Fashion, Function & Fun: Product Design Demands of Older Baby Boomer Consumers
Novelty in Youth, Functional Fun in Older Age
Product developers and designers have often neglected how product value changes with age. Novelty alone often makes a compelling case for younger users to adopt a new device. Younger buyers are likely to purchase a product because it is a ‘must have’ fashion statement and adoption of a new product is sometimes more important for what it ‘says about me’ than ‘what it does for me’.
It would be a mistake to suggest that people lose their desire to be fashionable with each birthday. A quick look at the growing sales of beauty products and boutique clothing stores catering to older baby boomer consumers shows that older age does not mean 'old'. Older consumers want fashion as much as their younger friends – they just want that and more.

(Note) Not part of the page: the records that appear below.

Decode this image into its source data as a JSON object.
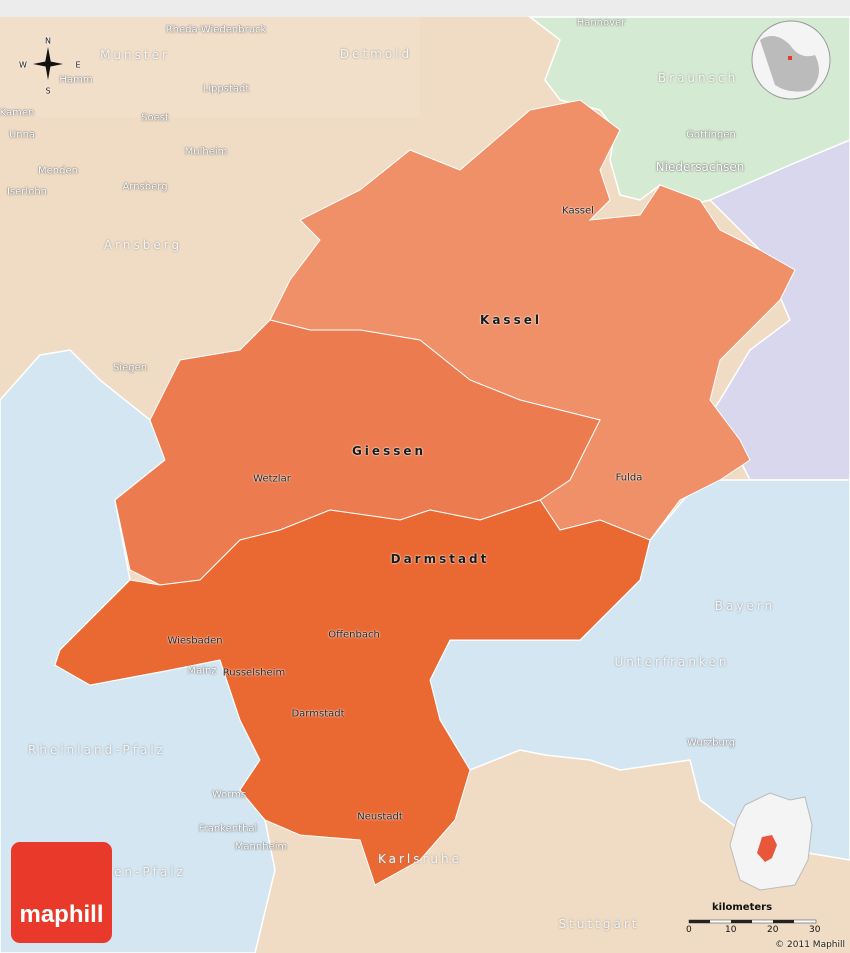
{
  "colors": {
    "kassel": "#ef9068",
    "giessen": "#ec7b4f",
    "darmstadt": "#ea6832",
    "nrw": "#f0dcc4",
    "niedersachsen": "#d5ead2",
    "thueringen": "#d9d7ee",
    "water_states": "#d4e6f2",
    "bw": "#efdcc3"
  },
  "regions": {
    "kassel": "Kassel",
    "giessen": "Giessen",
    "darmstadt": "Darmstadt",
    "munster": "Munster",
    "detmold": "Detmold",
    "arnsberg": "Arnsberg",
    "braunsch": "Braunsch",
    "niedersachsen": "Niedersachsen",
    "bayern": "Bayern",
    "unterfranken": "Unterfranken",
    "rheinland_pfalz": "Rheinland-Pfalz",
    "pfalz_partial": "en-Pfalz",
    "karlsruhe": "Karlsruhe",
    "stuttgart": "Stuttgart"
  },
  "cities": {
    "rheda": "Rheda-Wiedenbruck",
    "hamm": "Hamm",
    "lippstadt": "Lippstadt",
    "kamen": "Kamen",
    "unna": "Unna",
    "soest": "Soest",
    "mulheim": "Mulheim",
    "menden": "Menden",
    "iserlohn": "Iserlohn",
    "arnsberg": "Arnsberg",
    "siegen": "Siegen",
    "hannover": "Hannover",
    "gottingen": "Gottingen",
    "kassel": "Kassel",
    "wetzlar": "Wetzlar",
    "fulda": "Fulda",
    "wiesbaden": "Wiesbaden",
    "offenbach": "Offenbach",
    "mainz": "Mainz",
    "russelsheim": "Russelsheim",
    "darmstadt": "Darmstadt",
    "worms": "Worms",
    "frankenthal": "Frankenthal",
    "mannheim": "Mannheim",
    "neustadt": "Neustadt",
    "wurzburg": "Wurzburg"
  },
  "compass": {
    "n": "N",
    "s": "S",
    "e": "E",
    "w": "W"
  },
  "scale": {
    "unit": "kilometers",
    "ticks": [
      "0",
      "10",
      "20",
      "30"
    ]
  },
  "logo": "maphill",
  "watermark": "maphill",
  "copyright": "© 2011 Maphill"
}
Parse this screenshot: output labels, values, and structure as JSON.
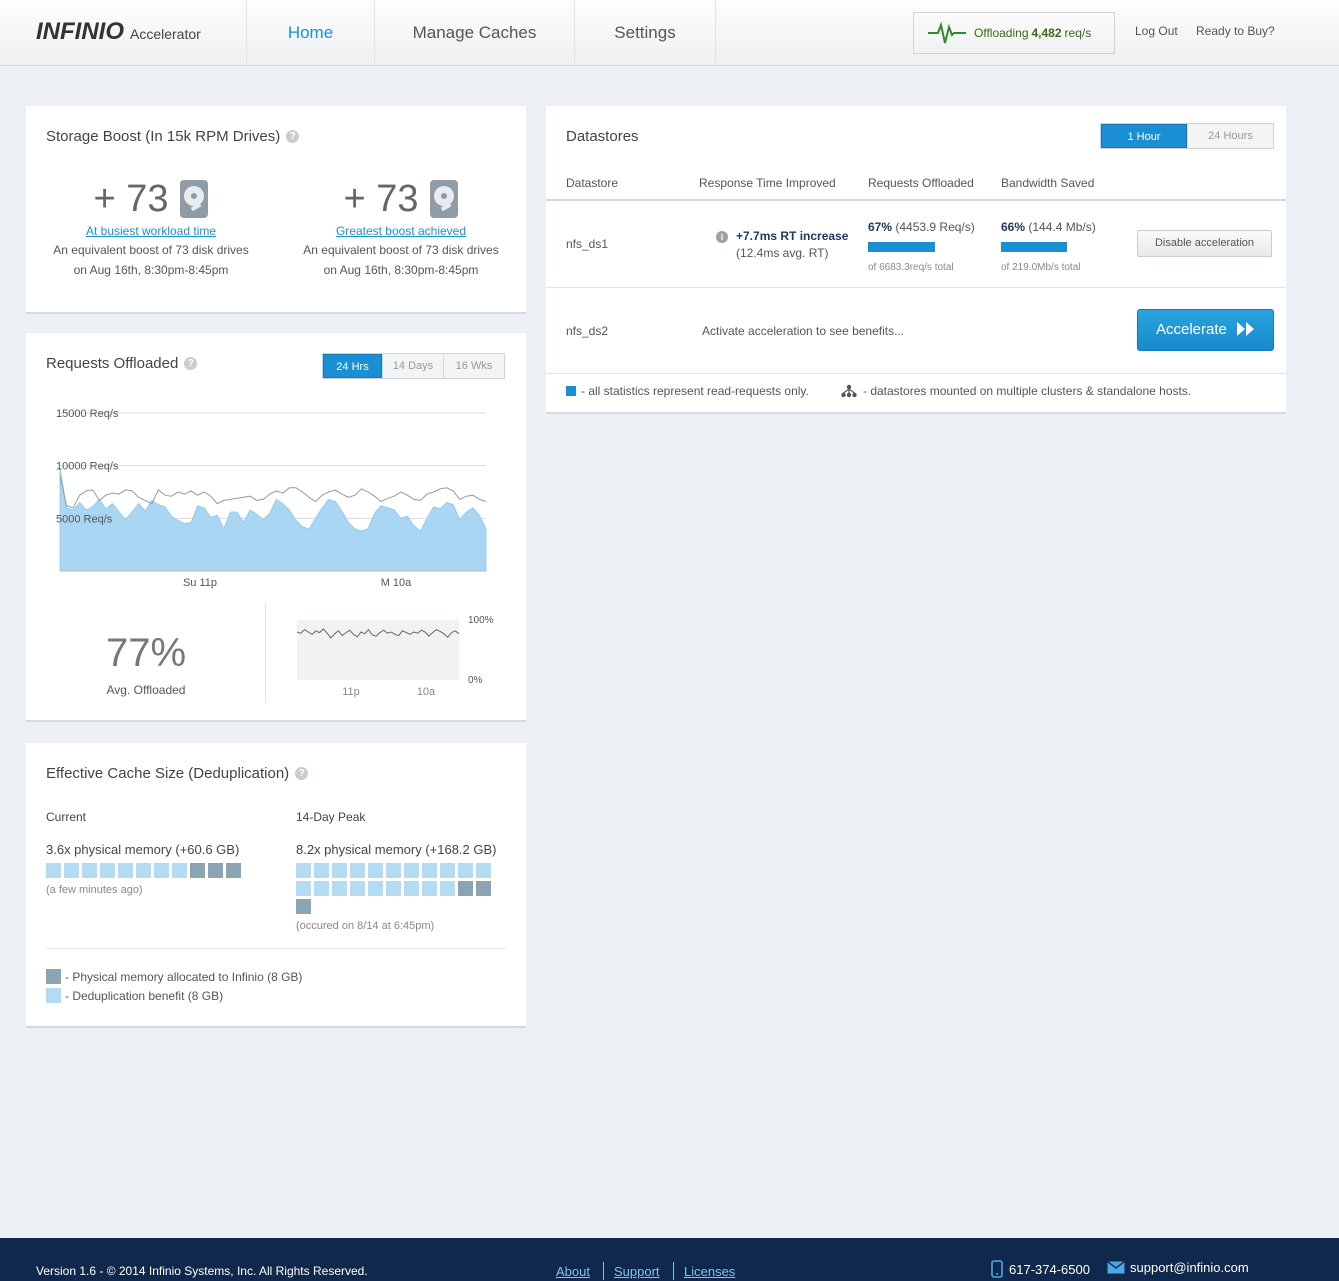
{
  "header": {
    "logo_main": "INFINIO",
    "logo_sub": "Accelerator",
    "nav": [
      "Home",
      "Manage Caches",
      "Settings"
    ],
    "offload_prefix": "Offloading",
    "offload_value": "4,482",
    "offload_unit": "req/s",
    "logout": "Log Out",
    "ready": "Ready to Buy?"
  },
  "storage_boost": {
    "title": "Storage Boost (In 15k RPM Drives)",
    "left": {
      "value": "+ 73",
      "link": "At busiest workload time",
      "desc1": "An equivalent boost of 73 disk drives",
      "desc2": "on Aug 16th, 8:30pm-8:45pm"
    },
    "right": {
      "value": "+ 73",
      "link": "Greatest boost achieved",
      "desc1": "An equivalent boost of 73 disk drives",
      "desc2": "on Aug 16th, 8:30pm-8:45pm"
    }
  },
  "requests_offloaded": {
    "title": "Requests Offloaded",
    "ranges": [
      "24 Hrs",
      "14 Days",
      "16 Wks"
    ],
    "active_range": "24 Hrs",
    "avg_pct": "77%",
    "avg_label": "Avg. Offloaded",
    "mini_top": "100%",
    "mini_bottom": "0%",
    "mini_ticks": [
      "11p",
      "10a"
    ]
  },
  "chart_data": [
    {
      "type": "area",
      "title": "",
      "y_tick_labels": [
        "15000 Req/s",
        "10000 Req/s",
        "5000 Req/s"
      ],
      "x_tick_labels": [
        "Su 11p",
        "M 10a"
      ],
      "ylim": [
        0,
        15000
      ],
      "grid": true,
      "series": [
        {
          "name": "",
          "kind": "area",
          "color": "#a9d6f3",
          "values": [
            9800,
            6000,
            5800,
            6500,
            5800,
            6100,
            6800,
            5900,
            6400,
            5600,
            4900,
            5600,
            6400,
            5700,
            6700,
            6300,
            6100,
            5200,
            4800,
            4500,
            4600,
            6200,
            6000,
            5100,
            5300,
            4000,
            5600,
            5600,
            4600,
            5800,
            5400,
            4900,
            5500,
            6800,
            6400,
            5800,
            4800,
            4200,
            4000,
            5000,
            6000,
            6800,
            6600,
            5700,
            4600,
            4000,
            3800,
            4000,
            5500,
            6200,
            6000,
            5800,
            5000,
            5200,
            4300,
            3800,
            5000,
            6100,
            5900,
            6500,
            6300,
            4900,
            5600,
            6000,
            5300,
            4000
          ]
        },
        {
          "name": "",
          "kind": "line",
          "color": "#999999",
          "values": [
            9000,
            6200,
            6000,
            7200,
            7600,
            7700,
            6700,
            7200,
            7400,
            7300,
            7700,
            7600,
            7000,
            6700,
            6400,
            7700,
            7200,
            7100,
            7500,
            7300,
            7600,
            7200,
            7500,
            7100,
            6400,
            6700,
            6800,
            6900,
            7000,
            7100,
            6700,
            6800,
            7300,
            7600,
            7400,
            7900,
            7900,
            7500,
            7000,
            6600,
            7200,
            7500,
            7700,
            7300,
            7000,
            7200,
            7800,
            7500,
            7100,
            6600,
            6900,
            7100,
            7500,
            7200,
            6800,
            6700,
            7300,
            7500,
            7800,
            7900,
            7600,
            6800,
            7100,
            7200,
            6800,
            6600
          ]
        }
      ]
    },
    {
      "type": "line",
      "title": "",
      "x_tick_labels": [
        "11p",
        "10a"
      ],
      "y_tick_labels": [
        "100%",
        "0%"
      ],
      "ylim": [
        0,
        100
      ],
      "series": [
        {
          "name": "",
          "values": [
            80,
            78,
            84,
            80,
            76,
            82,
            79,
            85,
            78,
            70,
            77,
            82,
            74,
            79,
            83,
            76,
            72,
            80,
            77,
            84,
            75,
            73,
            79,
            83,
            78,
            80,
            76,
            74,
            82,
            79,
            76,
            80,
            78,
            83,
            80,
            73,
            79,
            84,
            81,
            77,
            71,
            79,
            82,
            77
          ]
        }
      ]
    }
  ],
  "cache_size": {
    "title": "Effective Cache Size (Deduplication)",
    "current": {
      "label": "Current",
      "value": "3.6x physical memory (+60.6 GB)",
      "note": "(a few minutes ago)",
      "dedup_blocks": 8,
      "phys_blocks": 3
    },
    "peak": {
      "label": "14-Day Peak",
      "value": "8.2x physical memory (+168.2 GB)",
      "note": "(occured on 8/14 at 6:45pm)",
      "dedup_blocks": 20,
      "phys_blocks": 3
    },
    "legend_phys": "- Physical memory allocated to Infinio (8 GB)",
    "legend_dedup": "- Deduplication benefit (8 GB)",
    "colors": {
      "dedup": "#b3dcf2",
      "phys": "#8aa4b4"
    }
  },
  "datastores": {
    "title": "Datastores",
    "ranges": [
      "1 Hour",
      "24 Hours"
    ],
    "active_range": "1 Hour",
    "columns": [
      "Datastore",
      "Response Time Improved",
      "Requests Offloaded",
      "Bandwidth Saved"
    ],
    "rows": [
      {
        "name": "nfs_ds1",
        "rt_main": "+7.7ms RT increase",
        "rt_sub": "(12.4ms avg. RT)",
        "req_pct": "67%",
        "req_val": "(4453.9 Req/s)",
        "req_total": "of 6683.3req/s total",
        "req_fraction": 0.67,
        "bw_pct": "66%",
        "bw_val": "(144.4 Mb/s)",
        "bw_total": "of 219.0Mb/s total",
        "bw_fraction": 0.66,
        "action": "Disable acceleration"
      },
      {
        "name": "nfs_ds2",
        "message": "Activate acceleration to see benefits...",
        "action": "Accelerate"
      }
    ],
    "note_read": "- all statistics represent read-requests only.",
    "note_mounted": "- datastores mounted on multiple clusters & standalone hosts."
  },
  "footer": {
    "copyright": "Version 1.6 - © 2014 Infinio Systems, Inc. All Rights Reserved.",
    "links": [
      "About",
      "Support",
      "Licenses"
    ],
    "phone": "617-374-6500",
    "email": "support@infinio.com"
  },
  "colors": {
    "accent": "#1b8fd3",
    "footer_bg": "#10284b",
    "offload_green": "#3a6a1a"
  }
}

Consider the personal digital assistant or PDA. In addition to their inherent usability issues, PDA adoption has had its greatest competition from a time tested favorite technology -- the moleskin notebook. An older adult who manages only 100 or so contacts and enjoys the other ‘scribbles’ they put in their 'paper-based handheld' is not likely to invest time or money in a PDA. Likewise, travelers that frequent local and familiar roads – roads that they may have traveled for decades – are not candidates for in-vehicle navigation systems. Often, the reason older consumers do not adopt these technologies is not due to "techno-phobia" nor usability. Instead, the technologies have failed to provide compelling value to a more discriminating consumer.